Amazon Hoping To Hire 100,000 New Employees To Deal With Coronavirus Demand
Topline: Amazon announced Monday that it would be opening 100,000 new full-time and part-time positions to deal with increased buying demand as people practice social distancing during the Covid-19 coronavirus pandemic.
- The company will also increase pay by $2 in the U.S. from its current $15 an hour, £2 in the UK and €2 in Europe for those working in fulfillment centers, transportation services, stores or people making deliveries, amounting to a total of $350 million.
- Amazon last Friday shared that the increase in online commerce has unsurprisingly resulted in shortages for household essentials and delays in shipment times.

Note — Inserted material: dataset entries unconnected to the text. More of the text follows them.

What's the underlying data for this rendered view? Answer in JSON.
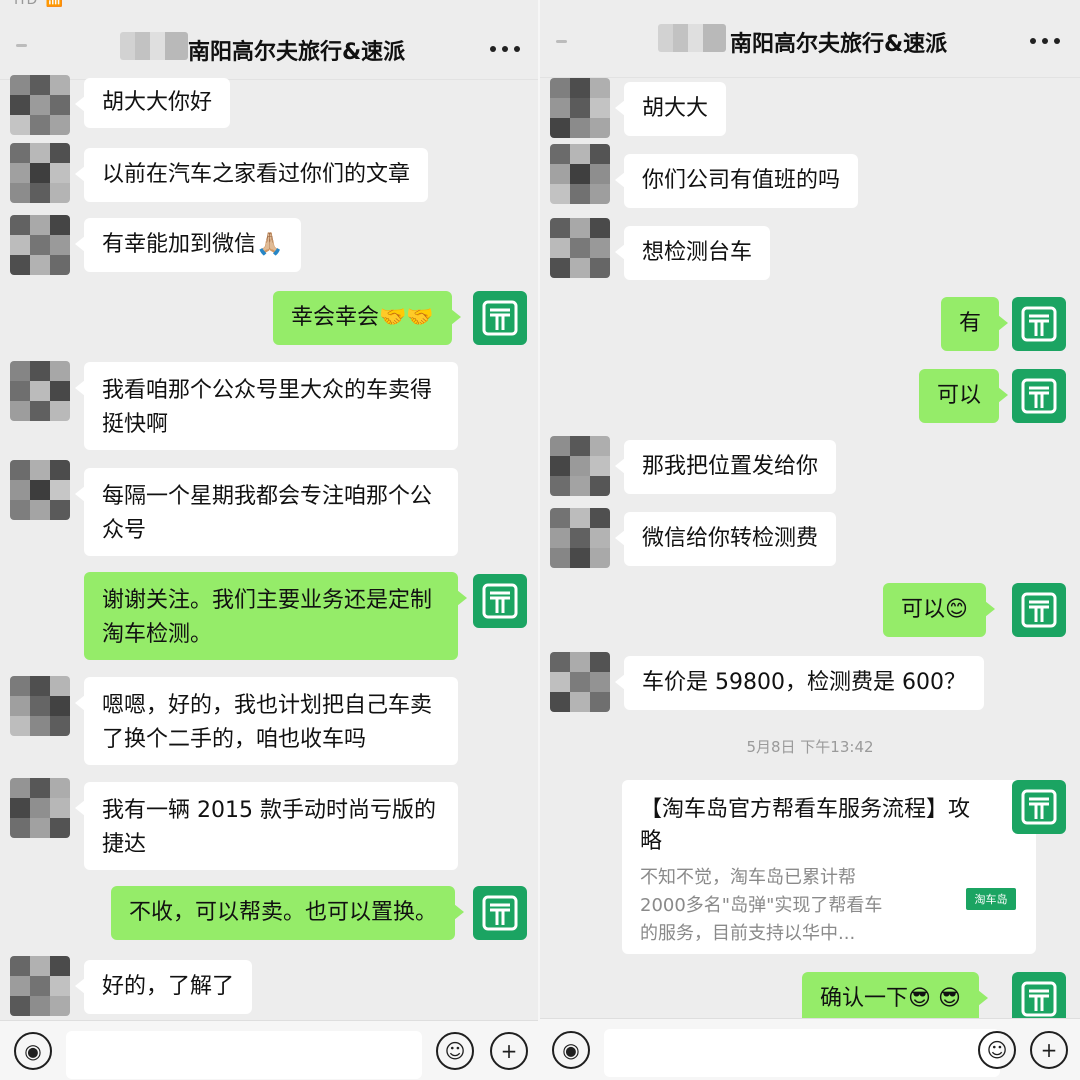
{
  "left": {
    "title": "南阳高尔夫旅行&速派",
    "status_text": "HD 📶 ",
    "messages": [
      {
        "from": "other",
        "text": "胡大大你好"
      },
      {
        "from": "other",
        "text": "以前在汽车之家看过你们的文章"
      },
      {
        "from": "other",
        "text": "有幸能加到微信",
        "emoji": "🙏🏼"
      },
      {
        "from": "me",
        "text": "幸会幸会",
        "emoji": "🤝🤝"
      },
      {
        "from": "other",
        "text": "我看咱那个公众号里大众的车卖得挺快啊"
      },
      {
        "from": "other",
        "text": "每隔一个星期我都会专注咱那个公众号"
      },
      {
        "from": "me",
        "text": "谢谢关注。我们主要业务还是定制淘车检测。"
      },
      {
        "from": "other",
        "text": "嗯嗯，好的，我也计划把自己车卖了换个二手的，咱也收车吗"
      },
      {
        "from": "other",
        "text": "我有一辆 2015 款手动时尚亏版的捷达"
      },
      {
        "from": "me",
        "text": "不收，可以帮卖。也可以置换。"
      },
      {
        "from": "other",
        "text": "好的，了解了"
      }
    ]
  },
  "right": {
    "title": "南阳高尔夫旅行&速派",
    "messages": [
      {
        "from": "other",
        "text": "胡大大"
      },
      {
        "from": "other",
        "text": "你们公司有值班的吗"
      },
      {
        "from": "other",
        "text": "想检测台车"
      },
      {
        "from": "me",
        "text": "有"
      },
      {
        "from": "me",
        "text": "可以"
      },
      {
        "from": "other",
        "text": "那我把位置发给你"
      },
      {
        "from": "other",
        "text": "微信给你转检测费"
      },
      {
        "from": "me",
        "text": "可以",
        "emoji": "😊"
      },
      {
        "from": "other",
        "text": "车价是 59800，检测费是 600？"
      },
      {
        "from": "me",
        "text": "确认一下",
        "emoji": "😎 😎"
      }
    ],
    "timestamp": "5月8日 下午13:42",
    "card": {
      "title": "【淘车岛官方帮看车服务流程】攻略",
      "desc": "不知不觉，淘车岛已累计帮2000多名\"岛弹\"实现了帮看车的服务，目前支持以华中...",
      "logo_text": "淘车岛"
    }
  },
  "icons": {
    "more": "more-icon",
    "voice": "voice-icon",
    "emoji": "emoji-icon",
    "plus": "plus-icon"
  },
  "colors": {
    "background": "#ededed",
    "bubble_in": "#ffffff",
    "bubble_out": "#95ec69",
    "avatar_brand": "#1ba462"
  }
}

- Monday’s statement also noted that “We continue to consult with medical and health experts, and take all recommended precautions in our buildings and stores to keep people healthy. We’ve taken measures to promote social distancing in the workplace and taken on enhanced and frequent cleaning, to name just a few.”
- Last week, Amazon told all of its employees to consider working from home if they could, according to CNBC; for its fulfillment centers and delivery services, it also launched a $25 million relief fund that lets workers diagnosed with the coronavirus apply for grants equal to two weeks pay, as well as unlimited unpaid time off for all hourly employees until the end of March.
- Amazon currently employs 250,000 people at 110 fulfillment centers.
News Peg: According to Johns Hopkins, 181,200 people have been infected with the coronavirus, with 7,115 deaths reported. School closures, lockdowns and curfews have been put in place to promote social distancing, with the White House today recommending to avoid groups of more than 10 people.